Il faut, cela apparaît clairement à l'issue de nos réflexions, raisonner de façon transversale : la gestion des ressources humaines de la fonction publique – recrutement des hauts fonctionnaires, formation, système de mobilité, procédures de sélection des cadres dirigeants… – doit revêtir une véritable dimension stratégique et pour cela être guidée par un centre d'impulsion aux compétences élargies, une véritable « DRH de l'État », pour reprendre la formule du Premier ministre en décembre 2015. Or, actuellement, la gestion des ressources humaines de la haute fonction publique d'État répond encore à des logiques ministérielles et à des logiques de corps.

Ce projet de gestion véritablement interministérielle de la haute fonction publique suppose de lever un certain nombre d'obstacles qui résultent de l'accumulation de pratiques désordonnées. C'est le cas en particulier des régimes indemnitaires. Leur grande dispersion a pour effet de faire varier parfois substantiellement d'un ministère à l'autre les rémunérations de hauts fonctionnaires appartenant à un même corps. C'est pourquoi nous encourageons les pouvoirs publics à s'engager plus avant dans la voie de l'harmonisation.

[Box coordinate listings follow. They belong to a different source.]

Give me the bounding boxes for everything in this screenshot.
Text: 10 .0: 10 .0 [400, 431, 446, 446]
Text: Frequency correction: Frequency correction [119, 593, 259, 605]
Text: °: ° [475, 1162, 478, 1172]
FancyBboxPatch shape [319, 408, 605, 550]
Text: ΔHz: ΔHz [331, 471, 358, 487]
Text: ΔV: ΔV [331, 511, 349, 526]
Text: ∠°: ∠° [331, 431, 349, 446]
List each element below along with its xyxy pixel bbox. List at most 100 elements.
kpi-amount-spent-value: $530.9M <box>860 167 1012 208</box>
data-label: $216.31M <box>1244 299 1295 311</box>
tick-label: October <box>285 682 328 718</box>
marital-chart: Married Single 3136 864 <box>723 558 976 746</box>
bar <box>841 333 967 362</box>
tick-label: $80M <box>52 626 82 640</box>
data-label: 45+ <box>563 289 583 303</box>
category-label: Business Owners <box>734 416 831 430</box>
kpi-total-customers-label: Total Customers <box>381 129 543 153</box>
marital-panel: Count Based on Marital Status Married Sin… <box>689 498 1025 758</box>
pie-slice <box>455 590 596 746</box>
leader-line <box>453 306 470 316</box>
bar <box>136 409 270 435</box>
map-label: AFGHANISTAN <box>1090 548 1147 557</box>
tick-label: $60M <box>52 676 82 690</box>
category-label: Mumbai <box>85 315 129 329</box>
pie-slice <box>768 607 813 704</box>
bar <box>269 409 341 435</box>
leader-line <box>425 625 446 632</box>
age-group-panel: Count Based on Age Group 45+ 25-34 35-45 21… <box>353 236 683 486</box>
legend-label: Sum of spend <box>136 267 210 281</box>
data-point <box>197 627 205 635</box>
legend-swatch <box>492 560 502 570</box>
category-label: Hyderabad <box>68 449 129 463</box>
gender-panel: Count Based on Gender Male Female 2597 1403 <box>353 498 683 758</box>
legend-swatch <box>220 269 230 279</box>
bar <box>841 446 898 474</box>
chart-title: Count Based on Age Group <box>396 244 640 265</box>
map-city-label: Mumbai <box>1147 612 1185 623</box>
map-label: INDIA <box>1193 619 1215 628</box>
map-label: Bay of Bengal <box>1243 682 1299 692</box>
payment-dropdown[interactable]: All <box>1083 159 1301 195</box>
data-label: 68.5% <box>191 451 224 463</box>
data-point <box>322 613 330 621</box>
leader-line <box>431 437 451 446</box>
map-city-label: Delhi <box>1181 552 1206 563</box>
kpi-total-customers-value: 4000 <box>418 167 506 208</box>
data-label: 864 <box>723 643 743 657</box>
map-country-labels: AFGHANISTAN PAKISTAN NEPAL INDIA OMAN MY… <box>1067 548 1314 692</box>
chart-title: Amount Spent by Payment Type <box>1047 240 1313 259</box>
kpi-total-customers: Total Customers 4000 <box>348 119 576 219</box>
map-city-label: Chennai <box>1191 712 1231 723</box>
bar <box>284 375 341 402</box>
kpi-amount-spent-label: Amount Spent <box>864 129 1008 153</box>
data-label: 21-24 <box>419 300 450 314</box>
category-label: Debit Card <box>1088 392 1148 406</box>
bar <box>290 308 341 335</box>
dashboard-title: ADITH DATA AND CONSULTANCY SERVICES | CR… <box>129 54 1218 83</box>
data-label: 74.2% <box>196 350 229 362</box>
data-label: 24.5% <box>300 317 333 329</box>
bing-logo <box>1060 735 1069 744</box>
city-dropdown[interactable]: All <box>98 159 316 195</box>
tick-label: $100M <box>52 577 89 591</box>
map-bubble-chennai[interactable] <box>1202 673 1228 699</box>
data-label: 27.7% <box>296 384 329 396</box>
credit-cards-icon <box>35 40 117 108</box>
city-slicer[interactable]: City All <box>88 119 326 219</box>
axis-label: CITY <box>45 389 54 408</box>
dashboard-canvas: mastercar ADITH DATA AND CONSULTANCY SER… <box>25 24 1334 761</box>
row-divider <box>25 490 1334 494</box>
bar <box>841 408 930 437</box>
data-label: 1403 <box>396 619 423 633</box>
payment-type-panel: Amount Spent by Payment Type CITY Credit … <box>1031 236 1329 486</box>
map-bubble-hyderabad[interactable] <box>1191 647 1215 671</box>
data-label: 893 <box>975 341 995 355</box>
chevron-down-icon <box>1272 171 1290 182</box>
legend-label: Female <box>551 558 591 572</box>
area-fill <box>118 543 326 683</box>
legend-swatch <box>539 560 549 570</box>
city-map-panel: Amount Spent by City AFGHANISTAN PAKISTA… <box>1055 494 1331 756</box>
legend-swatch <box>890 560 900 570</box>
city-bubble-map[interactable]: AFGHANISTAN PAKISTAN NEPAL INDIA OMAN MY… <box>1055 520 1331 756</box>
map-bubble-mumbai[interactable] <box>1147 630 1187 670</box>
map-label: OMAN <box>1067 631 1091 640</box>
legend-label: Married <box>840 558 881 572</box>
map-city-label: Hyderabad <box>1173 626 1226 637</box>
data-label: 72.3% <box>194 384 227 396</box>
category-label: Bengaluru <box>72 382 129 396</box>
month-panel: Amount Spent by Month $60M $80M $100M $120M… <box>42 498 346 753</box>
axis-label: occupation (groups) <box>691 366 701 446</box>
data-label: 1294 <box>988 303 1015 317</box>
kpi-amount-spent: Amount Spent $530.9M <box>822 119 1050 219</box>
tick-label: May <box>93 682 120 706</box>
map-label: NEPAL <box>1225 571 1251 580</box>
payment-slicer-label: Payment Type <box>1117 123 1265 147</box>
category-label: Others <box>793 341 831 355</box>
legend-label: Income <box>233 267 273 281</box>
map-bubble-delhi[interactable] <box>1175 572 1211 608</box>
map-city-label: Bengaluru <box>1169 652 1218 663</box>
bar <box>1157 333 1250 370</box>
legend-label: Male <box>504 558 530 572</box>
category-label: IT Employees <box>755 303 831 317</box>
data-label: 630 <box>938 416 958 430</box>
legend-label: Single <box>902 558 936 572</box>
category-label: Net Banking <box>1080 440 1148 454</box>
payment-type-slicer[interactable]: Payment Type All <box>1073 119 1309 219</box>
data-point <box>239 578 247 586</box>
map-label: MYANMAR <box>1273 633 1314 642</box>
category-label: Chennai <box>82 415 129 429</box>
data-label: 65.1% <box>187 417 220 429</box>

Plus globalement, la réforme ne saurait, selon nous, se limiter à un simple renforcement des fonctions RH au sein des ministères. Nous proposons que le champ des sujets traités au niveau interministériel soit élargi et que certains corps puissent être directement gérés par la future DRH de l'État, sans toutefois que le principe d'un programme spécifique à destination des hauts potentiels et des cadres dirigeants au plus haut niveau de l'État ne soit remis en cause.

Mes chers collègues, notre haute fonction publique doit s'adapter et se moderniser pour répondre au mieux aux besoins du service public. Ce rapport formule des propositions en ce sens, sans prétendre à l'exhaustivité. Ce que nous souhaitons, c'est un projet politique d'ensemble, au service de tous, pour ne pas, selon le mot de Pierre Legendre, substituer à l'indispensable « conscience morale et politique » une simple « correction gestionnaire ».